The more I read and analyse the events of recent times the more I am convinced that hard core politicians who are now unsure of returning to power and wannabe politicians who wish to catapult to power both use these fear-mongering tactics. They detest people who question and conveniently term them as ‘enemies.’ In our own case anyone who dissents, questions, seeks explanations is termed as, “nongshet kylla” (traitor). The traitor then becomes a soft target of abuse on social media and in public meetings where people are never allowed to raise questions.

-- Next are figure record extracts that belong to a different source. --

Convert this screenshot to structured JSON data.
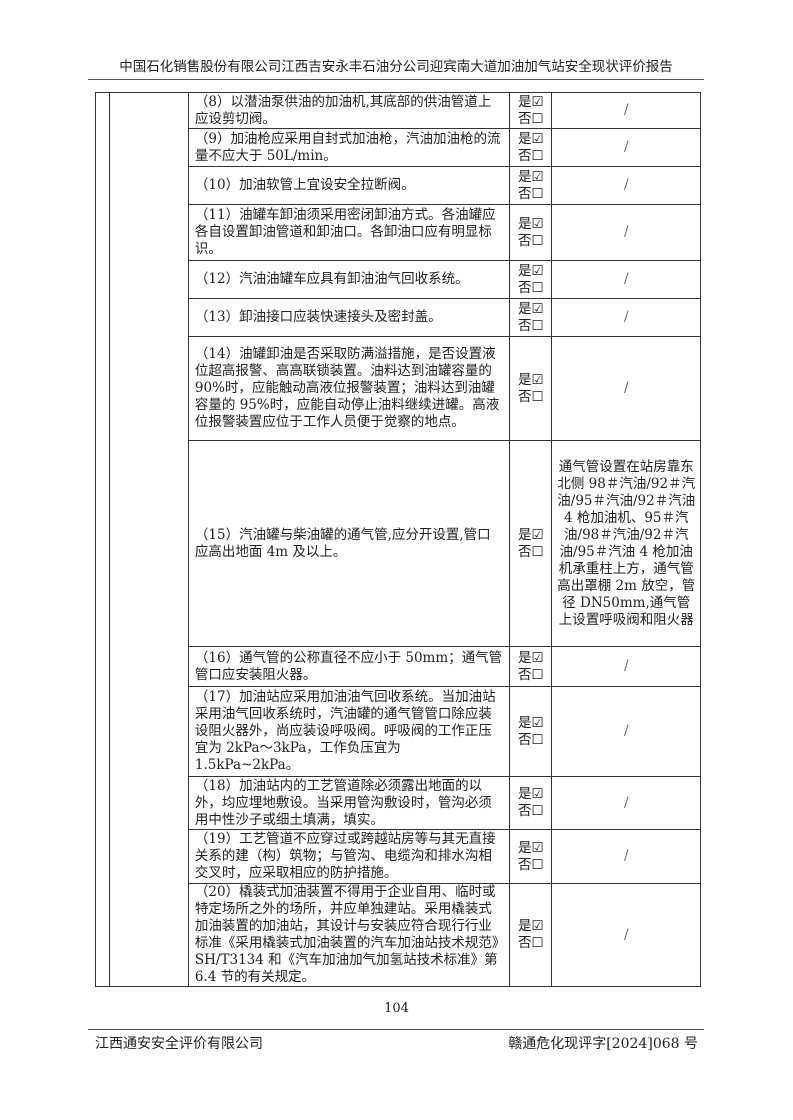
{
  "header": {
    "title": "中国石化销售股份有限公司江西吉安永丰石油分公司迎宾南大道加油加气站安全现状评价报告"
  },
  "table": {
    "rows": [
      {
        "item": "（8）以潜油泵供油的加油机,其底部的供油管道上应设剪切阀。",
        "yes": "是☑",
        "no": "否☐",
        "result": "/"
      },
      {
        "item": "（9）加油枪应采用自封式加油枪，汽油加油枪的流量不应大于 50L/min。",
        "yes": "是☑",
        "no": "否☐",
        "result": "/"
      },
      {
        "item": "（10）加油软管上宜设安全拉断阀。",
        "yes": "是☑",
        "no": "否☐",
        "result": "/"
      },
      {
        "item": "（11）油罐车卸油须采用密闭卸油方式。各油罐应各自设置卸油管道和卸油口。各卸油口应有明显标识。",
        "yes": "是☑",
        "no": "否☐",
        "result": "/"
      },
      {
        "item": "（12）汽油油罐车应具有卸油油气回收系统。",
        "yes": "是☑",
        "no": "否☐",
        "result": "/"
      },
      {
        "item": "（13）卸油接口应装快速接头及密封盖。",
        "yes": "是☑",
        "no": "否☐",
        "result": "/"
      },
      {
        "item": "（14）油罐卸油是否采取防满溢措施，是否设置液位超高报警、高高联锁装置。油料达到油罐容量的 90%时，应能触动高液位报警装置；油料达到油罐容量的 95%时，应能自动停止油料继续进罐。高液位报警装置应位于工作人员便于觉察的地点。",
        "yes": "是☑",
        "no": "否☐",
        "result": "/"
      },
      {
        "item": "（15）汽油罐与柴油罐的通气管,应分开设置,管口应高出地面 4m 及以上。",
        "yes": "是☑",
        "no": "否☐",
        "result": "通气管设置在站房靠东北侧 98＃汽油/92＃汽油/95＃汽油/92＃汽油 4 枪加油机、95＃汽油/98＃汽油/92＃汽油/95＃汽油 4 枪加油机承重柱上方，通气管高出罩棚 2m 放空，管径 DN50mm,通气管上设置呼吸阀和阻火器"
      },
      {
        "item": "（16）通气管的公称直径不应小于 50mm；通气管管口应安装阻火器。",
        "yes": "是☑",
        "no": "否☐",
        "result": "/"
      },
      {
        "item": "（17）加油站应采用加油油气回收系统。当加油站采用油气回收系统时，汽油罐的通气管管口除应装设阻火器外，尚应装设呼吸阀。呼吸阀的工作正压宜为 2kPa～3kPa，工作负压宜为 1.5kPa~2kPa。",
        "yes": "是☑",
        "no": "否☐",
        "result": "/"
      },
      {
        "item": "（18）加油站内的工艺管道除必须露出地面的以外，均应埋地敷设。当采用管沟敷设时，管沟必须用中性沙子或细土填满，填实。",
        "yes": "是☑",
        "no": "否☐",
        "result": "/"
      },
      {
        "item": "（19）工艺管道不应穿过或跨越站房等与其无直接关系的建（构）筑物；与管沟、电缆沟和排水沟相交叉时，应采取相应的防护措施。",
        "yes": "是☑",
        "no": "否☐",
        "result": "/"
      },
      {
        "item": "（20）橇装式加油装置不得用于企业自用、临时或特定场所之外的场所，并应单独建站。采用橇装式加油装置的加油站，其设计与安装应符合现行行业标准《采用橇装式加油装置的汽车加油站技术规范》SH/T3134 和《汽车加油加气加氢站技术标准》第 6.4 节的有关规定。",
        "yes": "是☑",
        "no": "否☐",
        "result": "/"
      }
    ]
  },
  "footer": {
    "page": "104",
    "company": "江西通安安全评价有限公司",
    "report_no": "赣通危化现评字[2024]068 号"
  }
}
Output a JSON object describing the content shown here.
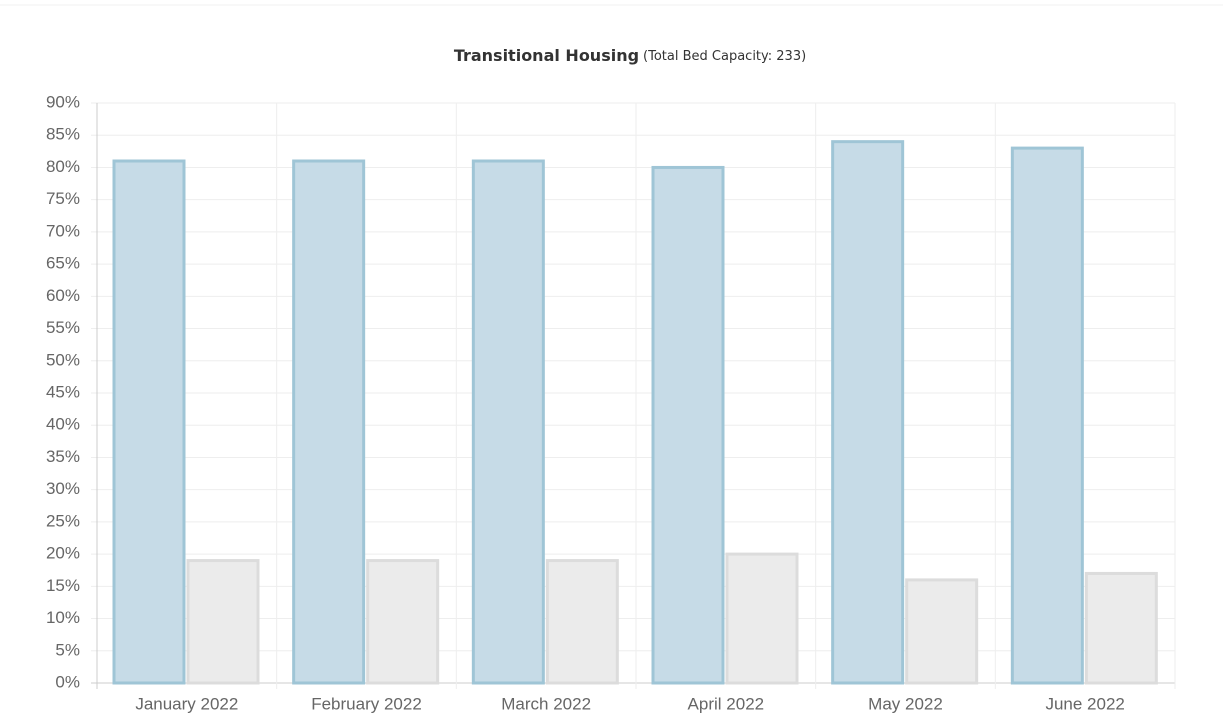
{
  "chart_data": {
    "type": "bar",
    "title": "Transitional Housing",
    "subtitle": "(Total Bed Capacity: 233)",
    "categories": [
      "January 2022",
      "February 2022",
      "March 2022",
      "April 2022",
      "May 2022",
      "June 2022"
    ],
    "series": [
      {
        "color": "#c6dbe7",
        "values": [
          81,
          81,
          81,
          80,
          84,
          83
        ]
      },
      {
        "color": "#ebebeb",
        "values": [
          19,
          19,
          19,
          20,
          16,
          17
        ]
      }
    ],
    "ylim": [
      0,
      90
    ],
    "yticks": [
      {
        "value": 0,
        "label": "0%"
      },
      {
        "value": 5,
        "label": "5%"
      },
      {
        "value": 10,
        "label": "10%"
      },
      {
        "value": 15,
        "label": "15%"
      },
      {
        "value": 20,
        "label": "20%"
      },
      {
        "value": 25,
        "label": "25%"
      },
      {
        "value": 30,
        "label": "30%"
      },
      {
        "value": 35,
        "label": "35%"
      },
      {
        "value": 40,
        "label": "40%"
      },
      {
        "value": 45,
        "label": "45%"
      },
      {
        "value": 50,
        "label": "50%"
      },
      {
        "value": 55,
        "label": "55%"
      },
      {
        "value": 60,
        "label": "60%"
      },
      {
        "value": 65,
        "label": "65%"
      },
      {
        "value": 70,
        "label": "70%"
      },
      {
        "value": 75,
        "label": "75%"
      },
      {
        "value": 80,
        "label": "80%"
      },
      {
        "value": 85,
        "label": "85%"
      },
      {
        "value": 90,
        "label": "90%"
      }
    ],
    "grid": true
  }
}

To the rational mind it’s difficult to comprehend how people are so easily misled by such propaganda but research on human cognition and the psychology of risk perception offers several explanations for why these campaigns work.

Research in human cognition has established that most of what the brain does that turns into our judgments and behaviours happens subconsciously and is based as much as or more on emotion and instinct than on cold hard logic. And the primary instinct is that of survival. The brain’s chief purpose, from the moment we get out of bed in the morning, is to get us safely to bed at night, not to get good grades or win Nobel prizes, say David Ropeik in BigThink.

Hence we humans are hardwired to constantly be on the lookout for signs of danger. And cognition research has found that we are quick to judge those signs. We don’t take the time to get all the facts and think things through. We use a number of mental shortcuts to rapidly turn a few initial hints into snap judgments about whether something feels risky. One of those shortcuts is called “the availability heuristic.” The more available something is to our consciousness – the more aware of it we are – the more emotional weight it is likely to carry.

Going to social media sites created by different groups all driven by paranoia and jingoism one sees one and only one fear – that the Khasi race would soon be obliterated from this land and be taken over by the “outsider” or by those who collude with that outsider. It’s almost as if there is a deliberate design to paint women as the betrayer; but then not all women are put in that category. Some who are considered  ‘pure Khasi’ in their genealogy because their parents are seemingly Khasi and they have married Khasi men, are embraced and enlisted to fight the good fight for that cause which is the FEAR that we would be reduced to a dangerous minority in Meghalaya – our only hearth and home. If a reputed social anthropologist were to be asked to research on why some races become endangered they might give us completely different reasons for why that happens. But then why rely on research and empirical evidence? Once research challenges assumptions, the ability to create fear will dissipate, then where will our fear-mongering politicians hide?

While it is a fact that a large majority of Khasi people today are becoming poorer (Socio-economic caste census 2011) a few have also become affluent; that this majority finds it increasingly difficult to pay their bills and to find a decent livelihood is a stark reality. It becomes even starker when someone in the family falls ill. That’s when families can go bankrupt, insurance notwithstanding.  There is amongst many a sense of powerlessness. One comes to grips with that that feeling especially when talking to people in the slums of Shillong and in some of the poorer villages. And one of the responses to that threatening sense of powerlessness is to turn to the tribe. Humans are social animals. We instinctively depend on each other for safety and protection. The more threatened we feel as individuals, the more we look to our tribe to provide a sense of power and control that we have in a group but lack as individuals. And one of the ways we turn to our tribe for protection is by adopting and espousing the tribe’s beliefs, so the others in the tribe consider us as members in good standing.

That’s why many don’t wish to take a stand and be isolated. Right or wrong they stand with the current ‘tribal’ viewpoint even if in their solitary moments they feel that the ideals espoused by the tribe leader might have adverse consequences in the long run. Indeed, we are caught in a trap of fear. And knee-jerk reaction to this fear is taking away our potential to move towards the path of positive progress because politicians don’t want us to be an empowered citizenry. Period!